Chisnall acted as a kind of outreach social worker, before there was such a thing, and helped alienated, under-achieving youngsters get into adult education or find gainful employment through his many contacts. He became well-known for his radical, informal approach to sociology and welcomed journalists and researchers studying this new post-war phenomenon the teenager, and what would subsequently be called youth culture. A film crew even made a documentary, Who Needs Eel Pie for Rank's Look at Life cine- magazine series, when the place was threatened with closure in 1967, the year Pink Floyd made their only appearance there, on 29 March.
The police often turned up in response to complaints from other residents on the island about weekend crowds of up to 500 and for years Chisnall managed to sweet-talk the officers away, but the venue was eventually closed down in 1967 when a raid found three teenagers without a membership card and Chisnall had to pay a £10 fine. "Our major crime was to teach people to think for themselves, an unforgivable sin," Chisnall reflected.
He carried on his campaigning work with the homeless and there was talk of renovating the premises, but the costs proved prohibitive and, after 11 years, Chisnall decided to move on. Squatters moved in before the premises reopened as Colonel Barefoot's Rock Garden in 1969, but a demolition order was issued and the hotel finally burnt down in a mysterious fire in 1971, putting an end to that colourful chapter in Eel Pie Island's history.
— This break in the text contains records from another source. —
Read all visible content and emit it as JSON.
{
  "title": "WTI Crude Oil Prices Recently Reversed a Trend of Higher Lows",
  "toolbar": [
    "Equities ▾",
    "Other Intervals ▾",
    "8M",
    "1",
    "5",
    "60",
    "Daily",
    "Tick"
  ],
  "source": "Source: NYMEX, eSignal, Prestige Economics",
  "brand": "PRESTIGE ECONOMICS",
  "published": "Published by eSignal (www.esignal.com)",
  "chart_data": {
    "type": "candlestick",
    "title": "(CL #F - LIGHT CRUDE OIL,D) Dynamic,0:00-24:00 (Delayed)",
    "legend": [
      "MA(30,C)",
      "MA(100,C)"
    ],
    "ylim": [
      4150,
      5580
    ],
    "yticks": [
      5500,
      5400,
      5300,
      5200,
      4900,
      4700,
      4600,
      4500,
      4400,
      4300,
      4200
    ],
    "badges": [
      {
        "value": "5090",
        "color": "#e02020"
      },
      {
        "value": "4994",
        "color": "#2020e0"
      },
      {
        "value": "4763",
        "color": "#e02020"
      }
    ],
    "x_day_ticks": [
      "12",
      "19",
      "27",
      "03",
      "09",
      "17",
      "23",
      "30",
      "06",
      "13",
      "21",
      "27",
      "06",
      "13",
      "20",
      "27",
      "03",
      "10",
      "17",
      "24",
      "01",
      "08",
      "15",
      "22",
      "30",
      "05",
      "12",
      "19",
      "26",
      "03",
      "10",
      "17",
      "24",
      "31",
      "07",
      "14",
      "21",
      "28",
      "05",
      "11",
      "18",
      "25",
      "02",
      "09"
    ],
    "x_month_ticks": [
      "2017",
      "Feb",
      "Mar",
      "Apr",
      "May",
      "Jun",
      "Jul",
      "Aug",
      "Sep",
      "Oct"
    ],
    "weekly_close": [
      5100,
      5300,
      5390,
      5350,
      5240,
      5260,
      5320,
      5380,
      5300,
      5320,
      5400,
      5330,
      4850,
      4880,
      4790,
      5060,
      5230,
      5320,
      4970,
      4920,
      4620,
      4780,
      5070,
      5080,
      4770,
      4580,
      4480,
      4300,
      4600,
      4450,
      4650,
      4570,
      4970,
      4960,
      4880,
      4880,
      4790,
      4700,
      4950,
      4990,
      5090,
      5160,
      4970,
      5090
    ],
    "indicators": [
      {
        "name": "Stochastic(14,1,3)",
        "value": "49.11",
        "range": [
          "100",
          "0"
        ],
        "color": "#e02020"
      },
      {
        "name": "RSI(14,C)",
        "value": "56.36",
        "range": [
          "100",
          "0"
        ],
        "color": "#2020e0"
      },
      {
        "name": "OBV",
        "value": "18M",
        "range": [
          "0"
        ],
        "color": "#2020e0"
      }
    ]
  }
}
The indie group Mystery Jets have recently revived interest in the area, using a picture of the old hotel on the sleeve of their album and holding impromptu gigs at their rehearsal space there, while the Eel Pie Club, now at the Cabbage Patch in Twickenham, has welcomed several of the musicians who originally performed on Eel Pie Island for the odd jam-session. On 30 January, Radio 4 is due to broadcast a documentary about the venue's heyday.